Um levantamento publicado pelo jornal O Estado de S. Paulo em abril de 2021 mostrou que, nas duas décadas anteriores, o Conselho de Ética recebeu pedidos de cassação de 148 parlamentares, mas recomendou a perda de mandato de apenas 22 deles, um percentual de menos de 15% do montante. Destes últimos, oito tiveram a cassação chancelada pelo plenário da Casa. Em linhas gerais, tais processos envolveram acusações de tentativa de extorsão, corrupção, peculato, mentiras durante depoimento prestado em Comissão Parlamentar de Inquérito (CPI), entre outras alegações.
O caso mais proeminente entre os que ocorreram desde o período do impeachment de Dilma Rousseff (PT) foi o do deputado Eduardo Cunha (MDB-RJ), que presidiu a Câmara entre 2015 e maio de 2016, quando foi afastado do exercício do mandato parlamentar e, consequentemente, da presidência da Casa pelo Supremo Tribunal Federal (STF). A decisão da Corte veio após pedido formalizado pela Procuradoria-Geral da República (PGR).

O órgão argumentou que o emedebista usava o cargo para “constranger, intimidar parlamentares, réus, colaboradores, advogados e agentes públicos, com o objetivo de embaraçar e retardar investigações”. Um pouco mais tarde, em setembro de 2016, já enfraquecido politicamente, Cunha foi cassado pelo plenário da Câmara por 450 votos a dez. O político carioca foi acusado de ter mentido em depoimento prestado à CPI da Petrobras, em maio de 2015, quando disse não ter contas no exterior.
Flordelis
Acusada pelo Ministério Público do Rio de Janeiro (MPRJ) de ser a mandante do assassinato do marido, o pastor Anderson do Carmo, executado com mais de 30 tiros em junho de 2019, em Niterói (RJ), a deputada, pastora e cantora gospel Flordelis (PSD-RJ) teve a cassação aprovada pelo Conselho de Ética em junho de 2021. Na ocasião, o placar ficou em 16 votos a um. Depois, em agosto do mesmo ano, o processo chegou a plenário e, momentos antes da apreciação do texto, teve o rito de votação alterado por parte do então presidente da Câmara, Arthur Lira (PP-AL). O pepista anunciou que o plenário não mais votaria o relatório do colegiado, e sim um projeto de resolução sobre o caso.

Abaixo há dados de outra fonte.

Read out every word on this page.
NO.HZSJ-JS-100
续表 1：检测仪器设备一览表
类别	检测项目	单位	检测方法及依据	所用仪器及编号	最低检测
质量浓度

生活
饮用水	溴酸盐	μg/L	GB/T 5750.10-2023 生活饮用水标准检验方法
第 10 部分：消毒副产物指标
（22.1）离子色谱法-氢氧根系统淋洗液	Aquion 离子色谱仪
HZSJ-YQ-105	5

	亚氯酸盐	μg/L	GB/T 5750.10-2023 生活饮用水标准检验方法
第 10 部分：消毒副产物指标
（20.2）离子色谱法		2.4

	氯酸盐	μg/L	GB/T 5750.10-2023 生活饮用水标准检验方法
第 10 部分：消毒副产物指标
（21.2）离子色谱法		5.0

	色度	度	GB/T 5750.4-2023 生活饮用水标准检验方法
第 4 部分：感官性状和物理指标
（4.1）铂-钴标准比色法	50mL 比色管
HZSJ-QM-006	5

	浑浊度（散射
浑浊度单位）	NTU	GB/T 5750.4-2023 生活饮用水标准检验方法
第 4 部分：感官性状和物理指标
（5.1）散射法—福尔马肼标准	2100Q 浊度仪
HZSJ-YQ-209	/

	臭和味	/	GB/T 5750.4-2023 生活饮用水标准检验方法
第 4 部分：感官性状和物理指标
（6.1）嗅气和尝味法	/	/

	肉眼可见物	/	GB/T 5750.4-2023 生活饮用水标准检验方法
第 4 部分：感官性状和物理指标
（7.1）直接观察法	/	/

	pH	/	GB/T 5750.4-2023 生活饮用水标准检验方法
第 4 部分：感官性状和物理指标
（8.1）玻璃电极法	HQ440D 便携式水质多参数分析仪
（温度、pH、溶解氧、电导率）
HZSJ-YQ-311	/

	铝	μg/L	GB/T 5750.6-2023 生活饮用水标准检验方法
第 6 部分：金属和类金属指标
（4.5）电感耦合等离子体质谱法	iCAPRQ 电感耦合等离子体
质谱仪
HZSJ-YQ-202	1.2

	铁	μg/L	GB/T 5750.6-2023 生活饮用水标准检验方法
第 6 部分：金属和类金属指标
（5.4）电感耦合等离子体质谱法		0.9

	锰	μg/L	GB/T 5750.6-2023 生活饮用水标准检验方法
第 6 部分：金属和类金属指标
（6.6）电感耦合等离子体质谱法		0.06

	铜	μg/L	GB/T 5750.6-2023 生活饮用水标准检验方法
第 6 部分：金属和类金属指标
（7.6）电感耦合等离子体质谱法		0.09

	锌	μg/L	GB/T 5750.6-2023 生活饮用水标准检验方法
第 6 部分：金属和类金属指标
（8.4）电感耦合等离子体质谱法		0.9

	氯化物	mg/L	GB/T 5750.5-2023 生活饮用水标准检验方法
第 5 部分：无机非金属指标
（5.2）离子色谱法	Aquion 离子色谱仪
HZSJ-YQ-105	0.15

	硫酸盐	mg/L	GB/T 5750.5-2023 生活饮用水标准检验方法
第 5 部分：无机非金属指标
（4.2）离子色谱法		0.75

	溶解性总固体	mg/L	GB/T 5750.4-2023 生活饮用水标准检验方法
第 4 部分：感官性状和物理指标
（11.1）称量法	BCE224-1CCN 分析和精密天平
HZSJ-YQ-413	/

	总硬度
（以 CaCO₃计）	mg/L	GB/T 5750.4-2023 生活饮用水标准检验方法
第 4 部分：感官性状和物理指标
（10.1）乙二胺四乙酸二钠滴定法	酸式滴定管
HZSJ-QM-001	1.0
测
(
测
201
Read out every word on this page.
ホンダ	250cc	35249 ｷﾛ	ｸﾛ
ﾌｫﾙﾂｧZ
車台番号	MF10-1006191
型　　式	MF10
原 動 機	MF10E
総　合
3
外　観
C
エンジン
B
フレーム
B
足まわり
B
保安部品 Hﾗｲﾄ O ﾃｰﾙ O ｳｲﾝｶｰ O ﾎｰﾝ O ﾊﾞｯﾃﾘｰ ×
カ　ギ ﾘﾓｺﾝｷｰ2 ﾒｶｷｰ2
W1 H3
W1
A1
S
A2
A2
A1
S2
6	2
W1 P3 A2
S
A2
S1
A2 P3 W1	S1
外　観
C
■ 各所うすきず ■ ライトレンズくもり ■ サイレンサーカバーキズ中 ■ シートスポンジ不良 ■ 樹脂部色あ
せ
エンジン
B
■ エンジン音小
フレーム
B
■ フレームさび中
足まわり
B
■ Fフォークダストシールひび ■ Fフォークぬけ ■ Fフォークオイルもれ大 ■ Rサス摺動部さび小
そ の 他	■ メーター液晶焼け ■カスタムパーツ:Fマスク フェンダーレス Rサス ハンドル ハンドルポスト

“Quem pode mais pode menos, ou seja, quem pode cassar pode suspender mandato e também pode absolver”, disse o pepista aos pares. Na prática, a manobra abriria uma janela de oportunidade para eventual flexibilização das penalidades a serem impostas à deputada pelo fato de que o novo formato de texto permite a apresentação de emendas, ou seja, sugestão de alteração ao texto, desde que haja a assinatura de 103 deputados ou líderes partidários cuja representatividade some esse montante.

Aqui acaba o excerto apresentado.